Je ne suis pas de ceux qui veulent crier au chef-d'oeuvre incompris, car Diamond Dogs n'est pas un chef-d'oeuvre. Cela dit, avec 40 ans de recul et un peu de bonne foi, on se rend compte que c'était l'album nécessaire, après un tonique Aladdin Sane. J'irais même jusqu'à dire que Diamond Dogs est cohérent et réfléchi dans son bordel exubérant. C'est carrément l'album du refroidissement, de la désillusion post-glam. En ce sens, on peut entendre le titre ouverture, anthémique au possible, comme un long sarcasme. La triplette Sweet Thing/Candidate/Sweet Thing, aves ses crescendos et decrescendos poussifs, illustre parfaitement cet épuisement presque post-coïtal qui ne pouvait que décevoir ceux qui s'attendaient à un autre Ziggy Stardust. D'ailleurs, Bowie changera complétement de son, l'année d'après, avec un Young Americans inspiré de la soul et du funk américains.

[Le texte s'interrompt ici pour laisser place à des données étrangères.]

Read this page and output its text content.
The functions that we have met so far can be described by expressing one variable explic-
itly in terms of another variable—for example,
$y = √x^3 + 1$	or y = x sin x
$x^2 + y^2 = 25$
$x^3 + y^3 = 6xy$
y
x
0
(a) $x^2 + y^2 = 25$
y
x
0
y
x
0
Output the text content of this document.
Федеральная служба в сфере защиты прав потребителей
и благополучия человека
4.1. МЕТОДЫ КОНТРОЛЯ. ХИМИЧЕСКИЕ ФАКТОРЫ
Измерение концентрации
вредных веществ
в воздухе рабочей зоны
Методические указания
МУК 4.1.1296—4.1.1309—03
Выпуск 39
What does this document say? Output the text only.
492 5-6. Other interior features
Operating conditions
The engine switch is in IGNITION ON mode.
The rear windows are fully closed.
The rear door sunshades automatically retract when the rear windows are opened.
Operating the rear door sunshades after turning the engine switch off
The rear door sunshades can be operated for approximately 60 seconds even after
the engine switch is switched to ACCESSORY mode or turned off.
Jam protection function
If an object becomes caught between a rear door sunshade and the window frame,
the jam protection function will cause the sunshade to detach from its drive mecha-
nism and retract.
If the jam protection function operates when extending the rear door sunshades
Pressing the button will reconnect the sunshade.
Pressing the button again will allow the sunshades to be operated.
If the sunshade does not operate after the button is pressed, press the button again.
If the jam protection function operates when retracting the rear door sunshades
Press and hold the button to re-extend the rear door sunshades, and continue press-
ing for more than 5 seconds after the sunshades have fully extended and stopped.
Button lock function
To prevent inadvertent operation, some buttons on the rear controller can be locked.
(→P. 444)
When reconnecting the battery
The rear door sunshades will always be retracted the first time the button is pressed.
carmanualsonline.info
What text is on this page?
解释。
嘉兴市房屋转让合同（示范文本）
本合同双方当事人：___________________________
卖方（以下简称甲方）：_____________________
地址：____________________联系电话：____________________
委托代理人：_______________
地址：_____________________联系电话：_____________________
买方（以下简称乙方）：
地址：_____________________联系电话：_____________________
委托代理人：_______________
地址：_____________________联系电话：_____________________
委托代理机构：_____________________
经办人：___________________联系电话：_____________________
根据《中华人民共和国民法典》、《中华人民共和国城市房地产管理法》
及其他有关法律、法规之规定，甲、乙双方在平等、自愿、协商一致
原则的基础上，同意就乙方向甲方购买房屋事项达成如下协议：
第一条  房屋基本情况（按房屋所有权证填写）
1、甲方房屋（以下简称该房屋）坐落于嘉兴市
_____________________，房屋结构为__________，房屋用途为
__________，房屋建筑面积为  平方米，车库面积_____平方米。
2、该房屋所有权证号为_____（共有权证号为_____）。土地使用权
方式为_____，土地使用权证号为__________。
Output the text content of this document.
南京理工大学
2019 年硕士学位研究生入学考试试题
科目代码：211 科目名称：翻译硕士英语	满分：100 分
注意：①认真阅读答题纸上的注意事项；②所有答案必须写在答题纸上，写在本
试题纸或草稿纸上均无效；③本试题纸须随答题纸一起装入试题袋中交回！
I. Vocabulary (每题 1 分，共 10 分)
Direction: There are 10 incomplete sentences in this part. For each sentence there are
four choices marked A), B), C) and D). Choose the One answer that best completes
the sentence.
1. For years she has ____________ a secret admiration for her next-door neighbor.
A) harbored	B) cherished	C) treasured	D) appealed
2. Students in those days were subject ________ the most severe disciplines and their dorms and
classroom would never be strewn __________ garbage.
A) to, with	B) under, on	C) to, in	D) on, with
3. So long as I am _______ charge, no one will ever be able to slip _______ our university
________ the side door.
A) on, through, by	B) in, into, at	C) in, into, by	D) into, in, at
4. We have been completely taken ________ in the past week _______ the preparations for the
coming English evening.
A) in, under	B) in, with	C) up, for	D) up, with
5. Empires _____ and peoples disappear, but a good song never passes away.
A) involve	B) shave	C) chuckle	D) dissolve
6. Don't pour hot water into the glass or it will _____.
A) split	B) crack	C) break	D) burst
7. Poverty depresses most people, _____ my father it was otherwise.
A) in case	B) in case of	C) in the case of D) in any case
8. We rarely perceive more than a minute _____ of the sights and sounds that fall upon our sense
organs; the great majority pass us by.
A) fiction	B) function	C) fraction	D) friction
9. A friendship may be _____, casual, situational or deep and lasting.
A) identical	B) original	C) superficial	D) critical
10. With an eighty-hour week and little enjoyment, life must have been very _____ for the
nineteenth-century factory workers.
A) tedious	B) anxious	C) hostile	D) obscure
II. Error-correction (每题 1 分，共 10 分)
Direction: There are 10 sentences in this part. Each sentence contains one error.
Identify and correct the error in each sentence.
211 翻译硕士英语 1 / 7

Bref, si l'on considère que Diamond Dogs relate la mort d'une période musicale, on peut l'écouter comme l'album conceptuel qu'il est sans s'attarder sur le désiquilibre possible entre les chansons, d'autant que les dynamiques sont très clairement réfléchies, et qu'on ne peut véritablement apprécier, par exemple, la fadeur triste d'un Rock n Roll With Me qu'en l'écoutant tout de suite après un Rebel Rebel. Isoler les chansons me semble réducteur pour un album comme Diamond Dogs.